Personal information
- Born: September 8, 1986 (age 39) Kirkland, Washington, US
- Listed height: 6 ft 8 in (2.03 m)
- Listed weight: 201 lb (91 kg)

Career information
- High school: Juanita (Kirkland, Washington)
- College: Kansas (2005–2006); Gonzaga (2006–2009);
- NBA draft: 2009: undrafted
- Playing career: 2009–2024
- Position: Small forward / shooting guard

Career history
- 2009–2010: Zadar
- 2010: Leuven Bears
- 2010–2011: Ford Burgos
- 2011–2012: Manresa
- 2012–2013: Maine Red Claws
- 2013: Bucaneros de La Guaira
- 2013: Budivelnyk
- 2014: Erie BayHawks
- 2014–2015: Avtodor
- 2015–2016: Juvecaserta
- 2016–2017: Orléans
- 2017–2018: BC Avtodor
- 2018–2020: Benfica
- 2020: s.Oliver Würzburg
- 2021–2022: Sporting CP
- 2022–2023: F.C. Barreirense
- 2023: Portimonense
- 2024: S.C. Olhanense

Career highlights
- Portuguese Cup winner (2022); Portuguese League Cup winner (2022); All-VTB United League Second Team (2015); Ukrainian League champion (2013); NBA Development League All-Star (2013); ACB Rising Star Award (2012); WCC tournament MVP (2009); Fourth-team Parade All-American (2005); McDonald's All-American (2005);

= Micah Downs =

American basketball player

Micah Philip Downs (born September 8, 1986) is an American former professional basketball player. He spent most of his career playing overseas, most notably in the Liga ACB, the LNB Élite, the VTB United League, and the Liga Portuguesa de Basquetebol.

==College career==
Downs is a former small forward for the Kansas Jayhawks, later transferring and graduating from Gonzaga University. Downs was a member of the West Coast Conference (WCC) All-Tournament Team in 2007 and 2009; in 2009 he was also the WCC All-Tournament MVP.

==Professional career==
After going undrafted in the 2009 NBA draft, Downs participated in the 2009 Las Vegas NBA Summer League as a member of the Phoenix Suns.
In his first pro year in Croatia playing for KK Zadar, Downs averaged 7.6 points per game (ppg) in the NLB League and 11.0 ppg in the Eurocup, while averaging over 50% field goal shooting. After moving to the Leuven Bears Downs averaged 12.4 points, 3.6 rebounds, and 1.3 assists per game.
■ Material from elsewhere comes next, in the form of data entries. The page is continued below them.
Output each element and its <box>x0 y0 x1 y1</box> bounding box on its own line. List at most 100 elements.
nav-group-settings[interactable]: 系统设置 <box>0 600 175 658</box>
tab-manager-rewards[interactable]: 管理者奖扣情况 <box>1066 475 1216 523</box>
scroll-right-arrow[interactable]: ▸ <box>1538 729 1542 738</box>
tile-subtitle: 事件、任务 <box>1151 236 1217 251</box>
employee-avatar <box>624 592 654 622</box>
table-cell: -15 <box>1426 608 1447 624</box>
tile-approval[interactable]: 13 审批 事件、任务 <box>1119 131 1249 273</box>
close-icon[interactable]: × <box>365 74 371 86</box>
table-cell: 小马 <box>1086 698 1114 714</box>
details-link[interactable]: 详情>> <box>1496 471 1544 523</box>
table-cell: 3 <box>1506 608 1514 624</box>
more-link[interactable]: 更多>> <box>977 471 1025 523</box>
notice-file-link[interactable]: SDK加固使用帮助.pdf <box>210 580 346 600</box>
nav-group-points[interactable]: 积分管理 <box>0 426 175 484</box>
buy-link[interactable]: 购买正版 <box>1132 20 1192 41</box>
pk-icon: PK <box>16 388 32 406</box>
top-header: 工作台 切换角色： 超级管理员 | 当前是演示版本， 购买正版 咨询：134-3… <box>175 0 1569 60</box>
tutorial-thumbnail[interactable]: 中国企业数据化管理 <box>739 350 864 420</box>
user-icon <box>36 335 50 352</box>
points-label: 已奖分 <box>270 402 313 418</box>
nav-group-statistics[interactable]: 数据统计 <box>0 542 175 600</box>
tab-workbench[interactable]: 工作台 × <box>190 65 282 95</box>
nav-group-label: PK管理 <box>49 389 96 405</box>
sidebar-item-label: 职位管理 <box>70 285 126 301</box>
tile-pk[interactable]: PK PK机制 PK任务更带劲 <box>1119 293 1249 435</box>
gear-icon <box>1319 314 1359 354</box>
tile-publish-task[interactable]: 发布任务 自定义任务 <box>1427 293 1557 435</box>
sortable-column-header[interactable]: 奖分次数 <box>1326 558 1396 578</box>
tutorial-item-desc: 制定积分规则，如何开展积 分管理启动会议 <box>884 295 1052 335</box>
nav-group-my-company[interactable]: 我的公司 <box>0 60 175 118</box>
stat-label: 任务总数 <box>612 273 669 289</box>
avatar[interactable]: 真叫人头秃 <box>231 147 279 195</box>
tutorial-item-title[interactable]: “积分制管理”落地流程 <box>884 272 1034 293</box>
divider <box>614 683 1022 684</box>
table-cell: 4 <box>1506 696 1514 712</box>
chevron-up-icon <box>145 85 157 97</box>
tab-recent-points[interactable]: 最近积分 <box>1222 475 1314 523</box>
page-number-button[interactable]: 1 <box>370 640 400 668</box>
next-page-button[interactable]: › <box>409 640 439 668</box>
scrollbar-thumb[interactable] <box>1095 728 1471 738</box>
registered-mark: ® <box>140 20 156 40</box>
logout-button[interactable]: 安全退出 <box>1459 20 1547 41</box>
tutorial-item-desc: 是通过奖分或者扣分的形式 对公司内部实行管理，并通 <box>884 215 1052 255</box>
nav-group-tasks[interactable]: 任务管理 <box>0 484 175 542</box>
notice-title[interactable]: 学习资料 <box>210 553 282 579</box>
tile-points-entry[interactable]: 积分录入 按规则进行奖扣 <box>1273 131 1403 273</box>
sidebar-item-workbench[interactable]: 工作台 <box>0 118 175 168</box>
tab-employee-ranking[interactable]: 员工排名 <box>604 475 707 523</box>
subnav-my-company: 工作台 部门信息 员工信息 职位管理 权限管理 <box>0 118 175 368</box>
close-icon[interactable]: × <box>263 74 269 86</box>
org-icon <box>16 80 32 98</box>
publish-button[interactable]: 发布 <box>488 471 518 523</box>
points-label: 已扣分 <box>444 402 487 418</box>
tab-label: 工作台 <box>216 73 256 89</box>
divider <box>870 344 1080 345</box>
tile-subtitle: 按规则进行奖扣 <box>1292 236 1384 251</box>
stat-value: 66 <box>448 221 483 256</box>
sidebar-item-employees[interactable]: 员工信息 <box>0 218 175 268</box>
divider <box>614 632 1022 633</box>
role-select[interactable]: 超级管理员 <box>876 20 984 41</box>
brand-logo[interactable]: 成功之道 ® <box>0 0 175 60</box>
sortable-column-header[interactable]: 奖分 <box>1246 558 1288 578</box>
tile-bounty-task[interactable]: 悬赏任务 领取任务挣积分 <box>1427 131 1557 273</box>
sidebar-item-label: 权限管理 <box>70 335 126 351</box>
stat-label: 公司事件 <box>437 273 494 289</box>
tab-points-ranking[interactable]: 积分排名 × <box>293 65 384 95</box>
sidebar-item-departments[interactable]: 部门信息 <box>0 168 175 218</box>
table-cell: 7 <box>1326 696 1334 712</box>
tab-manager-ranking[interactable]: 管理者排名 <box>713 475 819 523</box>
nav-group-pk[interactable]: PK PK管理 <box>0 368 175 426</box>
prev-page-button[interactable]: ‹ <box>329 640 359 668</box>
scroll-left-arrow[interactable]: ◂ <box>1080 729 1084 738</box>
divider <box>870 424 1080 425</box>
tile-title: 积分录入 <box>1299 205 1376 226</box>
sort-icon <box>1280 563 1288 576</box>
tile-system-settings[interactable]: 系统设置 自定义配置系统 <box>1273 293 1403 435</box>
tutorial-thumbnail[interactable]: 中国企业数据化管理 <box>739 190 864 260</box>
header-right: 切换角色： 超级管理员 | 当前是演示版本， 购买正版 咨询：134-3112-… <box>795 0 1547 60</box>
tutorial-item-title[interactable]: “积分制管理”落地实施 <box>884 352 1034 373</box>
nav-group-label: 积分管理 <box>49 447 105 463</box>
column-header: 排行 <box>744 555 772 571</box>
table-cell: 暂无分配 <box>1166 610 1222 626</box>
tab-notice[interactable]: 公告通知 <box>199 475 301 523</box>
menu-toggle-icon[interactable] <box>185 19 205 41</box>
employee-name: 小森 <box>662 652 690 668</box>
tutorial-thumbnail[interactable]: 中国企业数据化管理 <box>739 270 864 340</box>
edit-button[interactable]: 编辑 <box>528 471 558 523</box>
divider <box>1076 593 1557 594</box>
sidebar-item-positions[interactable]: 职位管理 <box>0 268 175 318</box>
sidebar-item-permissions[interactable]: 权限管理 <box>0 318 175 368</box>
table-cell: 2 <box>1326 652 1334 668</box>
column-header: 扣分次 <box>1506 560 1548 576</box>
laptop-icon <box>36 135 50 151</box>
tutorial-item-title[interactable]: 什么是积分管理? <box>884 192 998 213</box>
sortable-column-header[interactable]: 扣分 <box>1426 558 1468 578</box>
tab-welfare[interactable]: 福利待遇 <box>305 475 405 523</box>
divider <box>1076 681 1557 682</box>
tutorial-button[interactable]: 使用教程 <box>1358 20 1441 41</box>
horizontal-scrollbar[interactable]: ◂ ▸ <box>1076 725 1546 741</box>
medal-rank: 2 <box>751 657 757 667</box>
In the 2010–11 season Downs played for Ford Burgos of the LEB Oro. He finished in the All-LEB Oro team.
Downs participated in the 2010 Las Vegas NBA Summer League as a member of the Milwaukee Bucks.

In July 2011, Downs agreed to terms with Assignia Manresa, and averaged 13.4 ppg and 4 rebounds per game. After his first season at Liga ACB, Downs won the ACB Rising Star Award.

On November 1, 2012, Downs signed with the Maine Red Claws of the NBA D-League. On February 4, 2013, Downs was named to the Futures All-Star roster for the 2013 NBA D-League All-Star Game. He left the Red Claws in April 2013.

On July 11, 2013, Downs signed a one-year deal with Budivelnyk Kyiv. On November 26, 2013, he parted ways with them. On January 17, 2014, he was acquired by the Erie BayHawks.

On July 24, 2014, he signed a one-year deal with Avtodor Saratov of Russia. On July 28, 2015, he signed with Juvecaserta Basket of Italy for the 2015–16 season.

On June 23, 2016, Downs signed with the French Pro A club Orléans Loiret Basket for the 2016–17 Pro A season.

On May 22, 2017, Downs returned to his former club Avtodor Saratov.

On September 19, 2018, Downs joined Portuguese Basketball League club S.L. Benfica. He averaged 12.6 points and 5.3 rebounds per game during the 2019–20 season. On October 13, 2020, Downs signed a two-month deal with s.Oliver Würzburg of the Basketball Bundesliga as a replacement for the injured Brekkott Chapman.

On January 20, 2021, Downs signed with Sporting Clube de Portugal of the Liga Portuguesa de Basquetebol. He re-signed with the team on July 14.

On October 21, 2022, Downs signed with FC Barreirense of Proliga.